To match locks in Postgres logs you can use the following regular expressions. The first matches messages that show tables being locked, and the second shows the application loading share locks.
.*user=(?P<lock_user_name>\w+),db=(?P<lock_database>\w+)
LOG:\s+process (?P<lock_process_id>\d+)
acquired (?P<lock_type>\w+) on (?<lock_on>\w+)
(?P<lock_tuple>[\(\)0-9,]+) of (?P<lock_object_type>\w+)
(?P<lock_object_oid>\d+) of database (?P<lock_db_oid>\d+)
after (?P<lock_wait_time>[0-9.]+).*
.*user=(?P<lock_user_name>\w+),db=(?P<lock_database>\w+)
LOG:\s+process (?P<lock_process_id>\d+) acquired
(?P<lock_type>\w+) on transaction (?<lock_transaction_id>\d+)
after (?P<lock_wait_time>[0-9.]+) .*
The useful thing about this is it allows you to see which queries wait on locks, and for how long.
To make these entries show up in the log, you need this in postgresql.conf:
log_lock_waits = on
Locks on tables are particularly interesting, because they will list both the rows and tables that are locked. However, they do this using internal identifiers.
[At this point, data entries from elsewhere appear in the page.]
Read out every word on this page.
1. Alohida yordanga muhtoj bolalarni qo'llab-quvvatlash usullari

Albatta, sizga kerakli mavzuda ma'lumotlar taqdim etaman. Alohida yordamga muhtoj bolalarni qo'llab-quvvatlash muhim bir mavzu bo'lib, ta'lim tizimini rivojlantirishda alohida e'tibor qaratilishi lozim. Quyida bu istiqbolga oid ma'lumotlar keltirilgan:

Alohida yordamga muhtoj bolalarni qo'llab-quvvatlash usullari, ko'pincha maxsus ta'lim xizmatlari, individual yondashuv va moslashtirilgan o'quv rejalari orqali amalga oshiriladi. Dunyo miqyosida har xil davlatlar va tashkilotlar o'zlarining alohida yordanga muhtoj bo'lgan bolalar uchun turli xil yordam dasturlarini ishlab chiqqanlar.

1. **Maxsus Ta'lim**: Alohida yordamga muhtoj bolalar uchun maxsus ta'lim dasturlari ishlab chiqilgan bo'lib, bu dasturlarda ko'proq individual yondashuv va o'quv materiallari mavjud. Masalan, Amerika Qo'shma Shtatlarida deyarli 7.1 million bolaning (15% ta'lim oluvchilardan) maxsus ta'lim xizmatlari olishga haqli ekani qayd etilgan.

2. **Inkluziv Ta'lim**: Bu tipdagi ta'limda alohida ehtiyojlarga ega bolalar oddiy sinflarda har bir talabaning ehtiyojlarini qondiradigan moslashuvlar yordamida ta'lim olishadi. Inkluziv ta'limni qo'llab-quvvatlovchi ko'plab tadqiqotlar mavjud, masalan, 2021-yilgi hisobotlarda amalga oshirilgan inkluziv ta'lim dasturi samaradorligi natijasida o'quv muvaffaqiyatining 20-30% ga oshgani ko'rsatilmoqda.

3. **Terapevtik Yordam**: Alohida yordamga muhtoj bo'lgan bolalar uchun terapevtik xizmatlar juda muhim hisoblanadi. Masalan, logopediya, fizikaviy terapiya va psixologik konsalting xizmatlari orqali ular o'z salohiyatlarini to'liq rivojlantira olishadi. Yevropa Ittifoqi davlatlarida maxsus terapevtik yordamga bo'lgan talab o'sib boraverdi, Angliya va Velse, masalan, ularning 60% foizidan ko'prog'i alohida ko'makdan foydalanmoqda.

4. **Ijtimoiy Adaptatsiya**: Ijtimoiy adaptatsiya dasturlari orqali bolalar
You can look up the tables like so:
select pg_class.oid, nspname, relname
from pg_class, pg_namespace
where pg_class.relnamespace = pg_namespace.oid
and pg_class.oid = 1234
The log output will give you row IDs (representing where the row is stored). You can query this like so:
select *
from mytable
where ctid::text = '(0,1)'
If you are experiencing a lot of locks and are concerned, it is also worth trying to get the server name of the offending transaction, so that you can determine whether multiple servers in a farm are causing you issues, or several processes on the same server.